They say the two happiest days of a sailor’s life are the day he buys his boat and the day he sells it. I find that I don’t relate, and not only because I’m not a “he”.
We are selling Baby Blue today and it breaks my heart. I’ve had quite a lot of time to get used to the idea of letting go, but now that the day has finally arrived I feel a knot of regret in my stomach.
Despite my gripes and pining for creature comforts while onboard, I miss living on Baby Blue. I don’t often get attached to objects and typically prefer to avoid referring to anything inanimate as “she”, but it’s never been so hard for me to move on. She was my first boat and I love her.
We worked long and hard to fit our lives into the space of her tiny cabin. She taught us how to sail, kept us safe in the face of some extreme circumstances, and allowed us to experience so much beauty. Through my trials and triumphs living on that boat, I felt the constant clash between my faith that everything will be okay and my anxiety about all of the worst things that could happen. Baby Blue represents my dreams come true and my hopes dashed, my success and failure, my frailty and strength.
Again I’m faced with that familiar feeling of hanging in the balance between fear and trust. I’m afraid that we will never sail again and won’t get to show Everett the life that inspired us to become parents in the first place. At the same time I worry that I might not really want to sail again. But I have to trust that even if we never own another boat, we will still find a way to live closer to our ideals now that we know what is possible.

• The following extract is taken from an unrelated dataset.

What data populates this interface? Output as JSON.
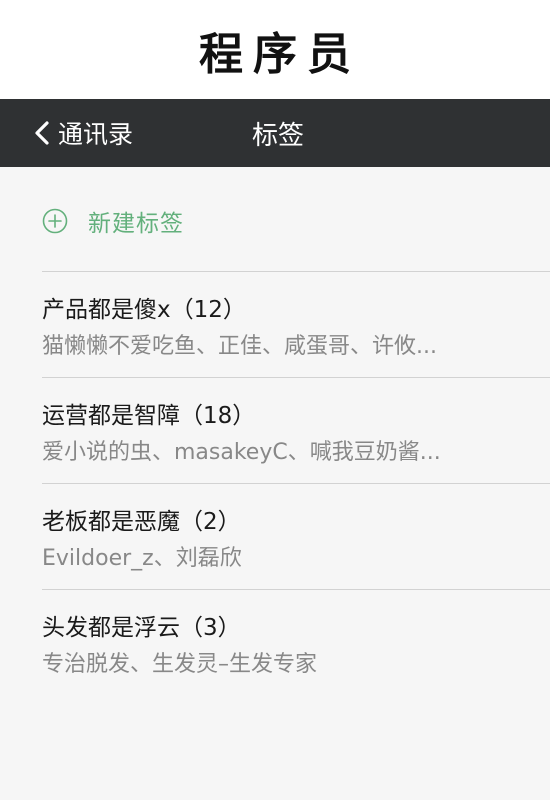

What I long for most is the freedom we had. It was far from easy, but having now traded that freedom for security, it seems worth every frustrating moment to get some of it back – and make it last this time. Ironically, selling Baby Blue is probably the best way for us to do that.
Traveling aboard Baby Blue proved to me that it is possible to dislodge yourself from the norms about the way you’re supposed to live, without ending up destitute and despairing. So, as we close this chapter of our lives, I am hopeful. I think there will be another boat out there for us, one that is better suited to a growing child and his seasick mama. I have faith that after swinging from one extreme to another, we can land somewhere in the middle of security and risk, comfort and challenge. It’s a big big world, and I intend to see a lot more of it – one way or another.
To Baby Blue’s new caretakers, fair winds. She’s been holding her own since 1969 and won’t let you down. I hope you will love her as much as we do.